When we notice what we are, we may find that some is unfamiliar to us, and some is very familiar.
Noticing what we are
When we notice what we are, we find ourselves as capacity for our field of experience. We are what the world – as it appears to us – happens within and as.
What’s not familiar
If we are used to taking ourselves as this human self, as something particular within our field of experience, then this is a kind of reversal.
We find ourselves as capacity for the world as it appears to us, including this human self and anything connected with it, instead of being something particular within this field of experience.
For us, this turns everything upside down and inside out, and that’s new.
At least until this too becomes familiar to us.
What’s familiar
At the same time, there is something very familiar here.

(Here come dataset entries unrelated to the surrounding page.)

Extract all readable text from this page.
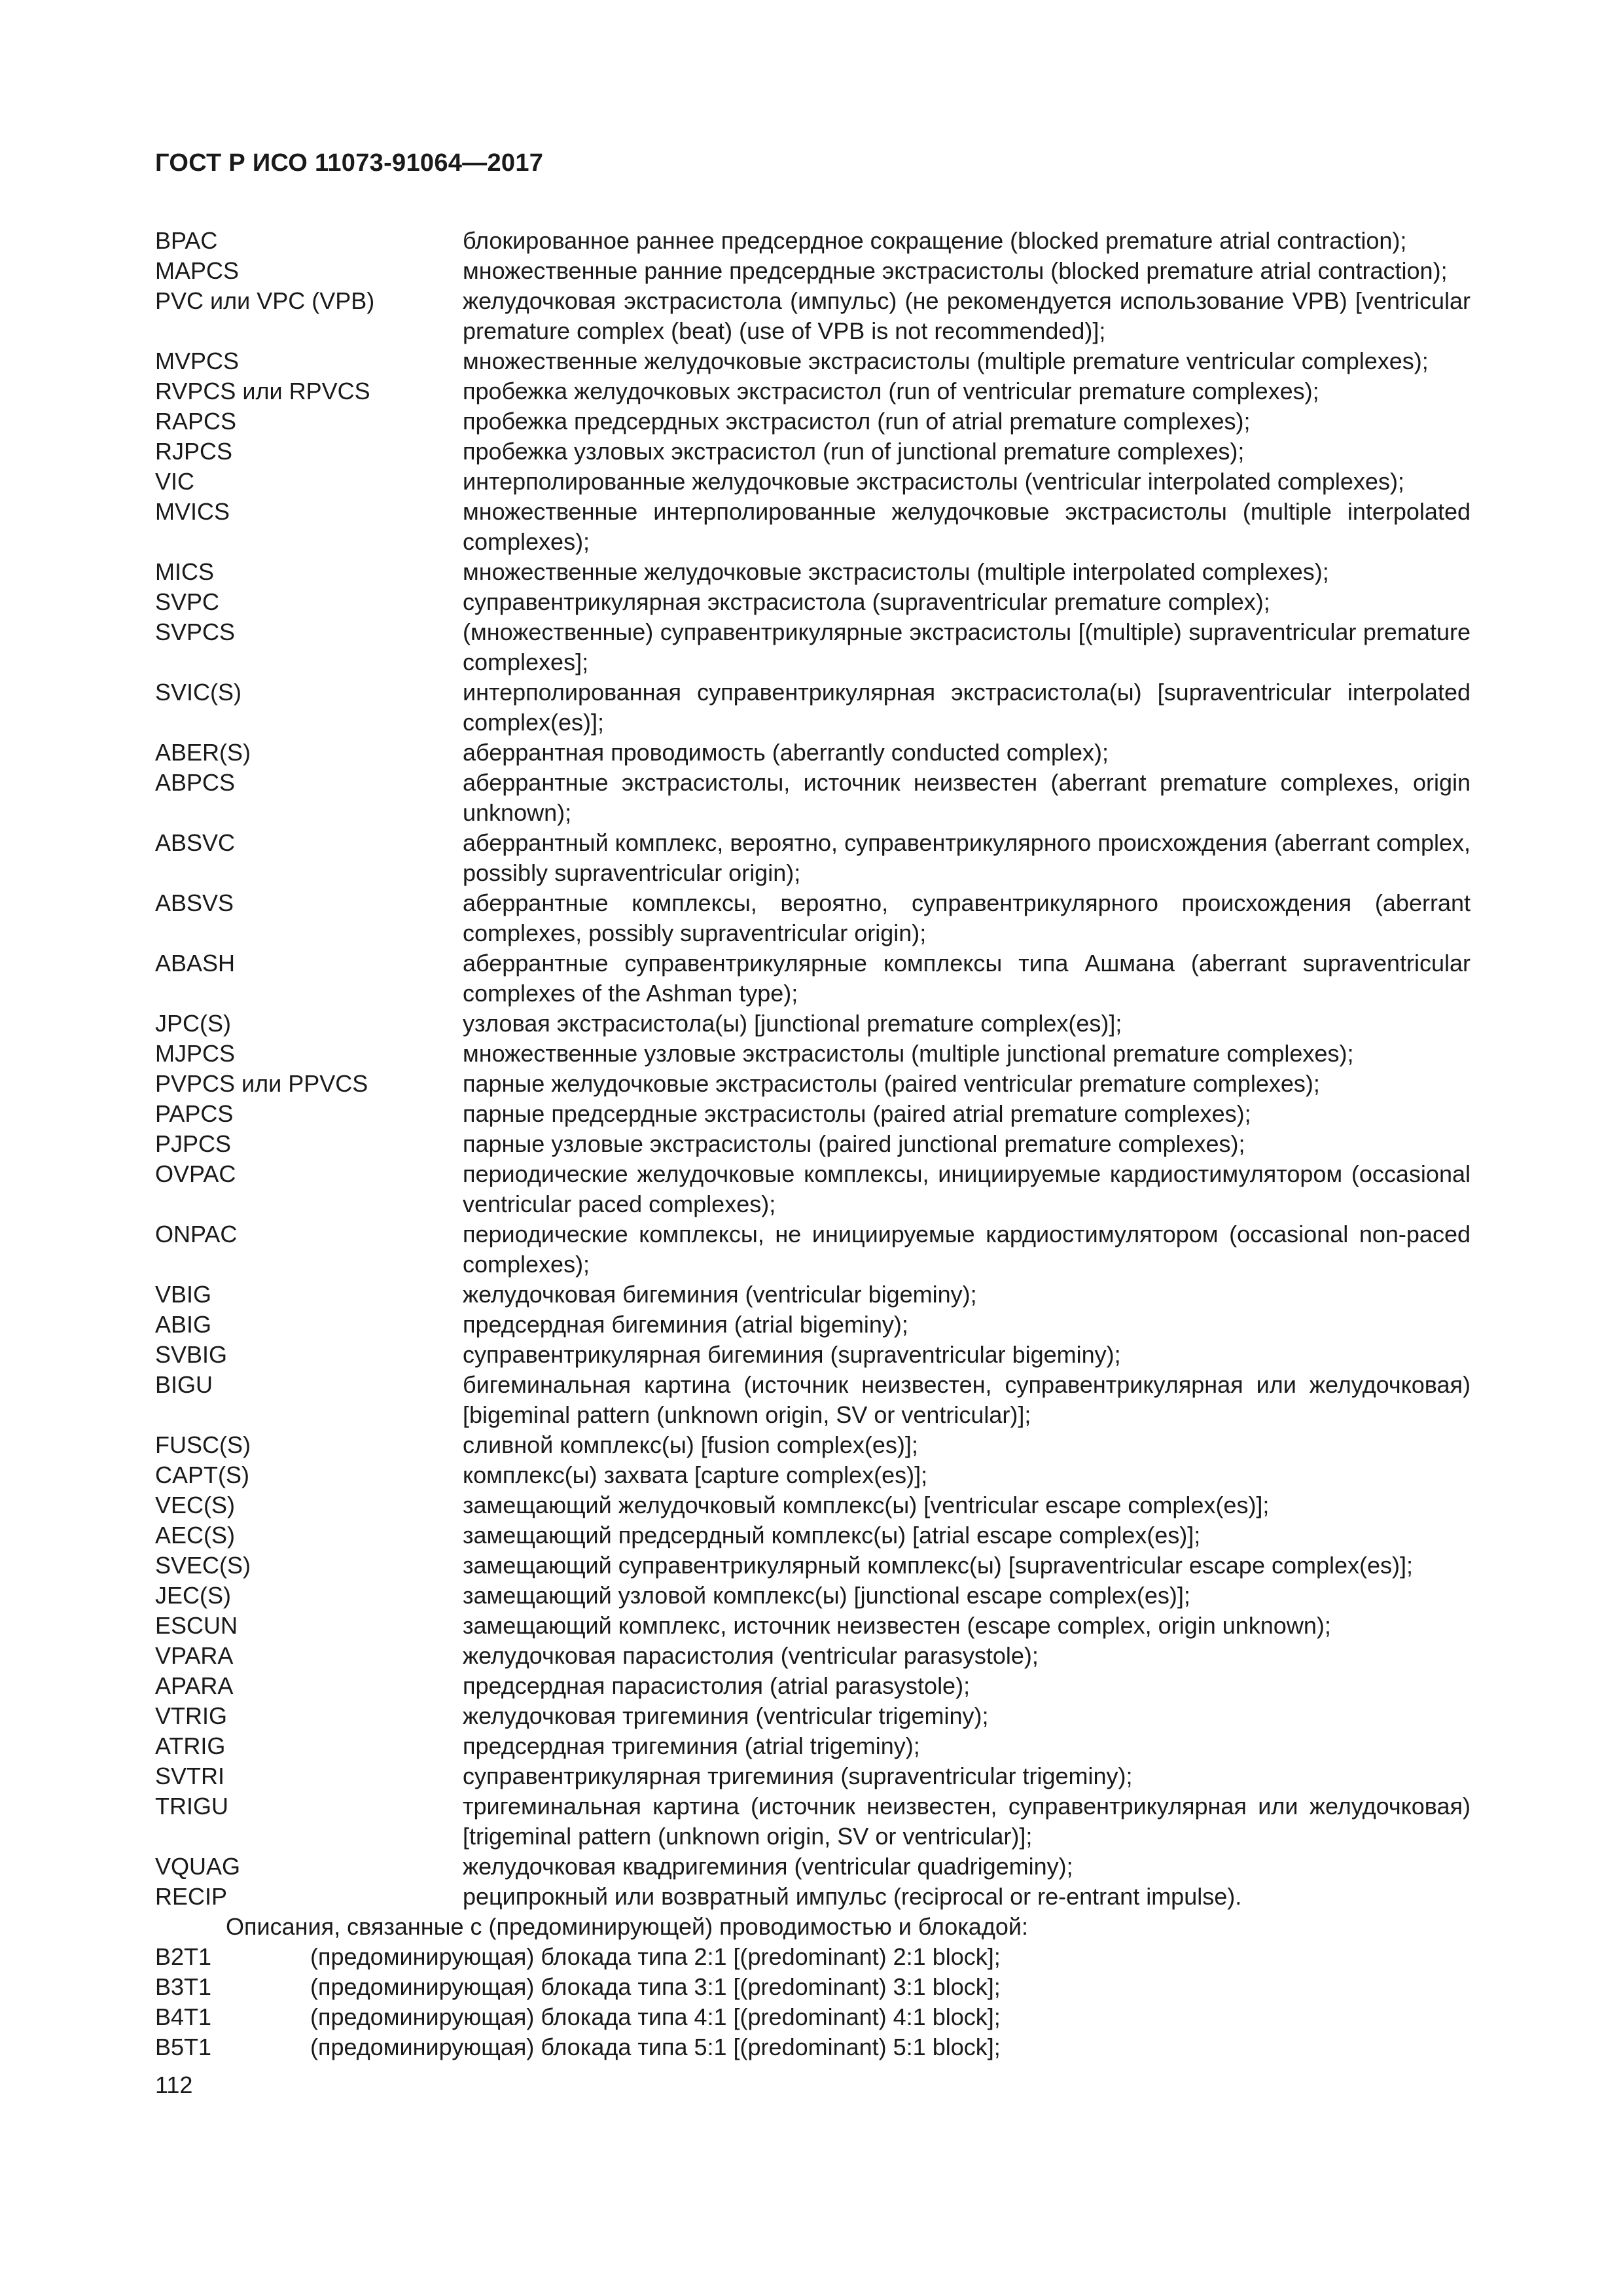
ГОСТ Р ИСО 11073-91064—2017
BPAC	блокированное раннее предсердное сокращение (blocked premature atrial contraction);
MAPCS	множественные ранние предсердные экстрасистолы (blocked premature atrial contraction);
PVC или VPC (VPB)	желудочковая экстрасистола (импульс) (не рекомендуется использование VPB) [ventricular premature complex (beat) (use of VPB is not recommended)];
MVPCS	множественные желудочковые экстрасистолы (multiple premature ventricular complexes);
RVPCS или RPVCS	пробежка желудочковых экстрасистол (run of ventricular premature complexes);
RAPCS	пробежка предсердных экстрасистол (run of atrial premature complexes);
RJPCS	пробежка узловых экстрасистол (run of junctional premature complexes);
VIC	интерполированные желудочковые экстрасистолы (ventricular interpolated complexes);
MVICS	множественные интерполированные желудочковые экстрасистолы (multiple interpolated complexes);
MICS	множественные желудочковые экстрасистолы (multiple interpolated complexes);
SVPC	суправентрикулярная экстрасистола (supraventricular premature complex);
SVPCS	(множественные) суправентрикулярные экстрасистолы [(multiple) supraventricular premature complexes];
SVIC(S)	интерполированная суправентрикулярная экстрасистола(ы) [supraventricular interpolated complex(es)];
ABER(S)	аберрантная проводимость (aberrantly conducted complex);
ABPCS	аберрантные экстрасистолы, источник неизвестен (aberrant premature complexes, origin unknown);
ABSVC	аберрантный комплекс, вероятно, суправентрикулярного происхождения (aberrant complex, possibly supraventricular origin);
ABSVS	аберрантные комплексы, вероятно, суправентрикулярного происхождения (aberrant complexes, possibly supraventricular origin);
ABASH	аберрантные суправентрикулярные комплексы типа Ашмана (aberrant supraventricular complexes of the Ashman type);
JPC(S)	узловая экстрасистола(ы) [junctional premature complex(es)];
MJPCS	множественные узловые экстрасистолы (multiple junctional premature complexes);
PVPCS или PPVCS	парные желудочковые экстрасистолы (paired ventricular premature complexes);
PAPCS	парные предсердные экстрасистолы (paired atrial premature complexes);
PJPCS	парные узловые экстрасистолы (paired junctional premature complexes);
OVPAC	периодические желудочковые комплексы, инициируемые кардиостимулятором (occasional ventricular paced complexes);
ONPAC	периодические комплексы, не инициируемые кардиостимулятором (occasional non-paced complexes);
VBIG	желудочковая бигеминия (ventricular bigeminy);
ABIG	предсердная бигеминия (atrial bigeminy);
SVBIG	суправентрикулярная бигеминия (supraventricular bigeminy);
BIGU	бигеминальная картина (источник неизвестен, суправентрикулярная или желудочковая) [bigeminal pattern (unknown origin, SV or ventricular)];
FUSC(S)	сливной комплекс(ы) [fusion complex(es)];
CAPT(S)	комплекс(ы) захвата [capture complex(es)];
VEC(S)	замещающий желудочковый комплекс(ы) [ventricular escape complex(es)];
AEC(S)	замещающий предсердный комплекс(ы) [atrial escape complex(es)];
SVEC(S)	замещающий суправентрикулярный комплекс(ы) [supraventricular escape complex(es)];
JEC(S)	замещающий узловой комплекс(ы) [junctional escape complex(es)];
ESCUN	замещающий комплекс, источник неизвестен (escape complex, origin unknown);
VPARA	желудочковая парасистолия (ventricular parasystole);
APARA	предсердная парасистолия (atrial parasystole);
VTRIG	желудочковая тригеминия (ventricular trigeminy);
ATRIG	предсердная тригеминия (atrial trigeminy);
SVTRI	суправентрикулярная тригеминия (supraventricular trigeminy);
TRIGU	тригеминальная картина (источник неизвестен, суправентрикулярная или желудочковая) [trigeminal pattern (unknown origin, SV or ventricular)];
VQUAG	желудочковая квадригеминия (ventricular quadrigeminy);
RECIP	реципрокный или возвратный импульс (reciprocal or re-entrant impulse).
Описания, связанные с (предоминирующей) проводимостью и блокадой:
B2T1	(предоминирующая) блокада типа 2:1 [(predominant) 2:1 block];
B3T1	(предоминирующая) блокада типа 3:1 [(predominant) 3:1 block];
B4T1	(предоминирующая) блокада типа 4:1 [(predominant) 4:1 block];
B5T1	(предоминирующая) блокада типа 5:1 [(predominant) 5:1 block];
112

One is that the content of our experience doesn’t necessarily change. Our senses still take in the same type of information about the world. Our sight, taste, smell, and so on is still the same. (In some cases, some of it can change, but that’s for another article.)
Another is that what we are is also familiar to us. It’s always been here. We just haven’t consciously noticed.
Why is this important?
The only reason I write this is that it can help clear up – or bring us to question – some of the misconceptions we have about awakening.
We may have an idea that what we find in awakening should be remarkable and unfamiliar, and not trust a genuine noticing because it doesn’t fit our ideas.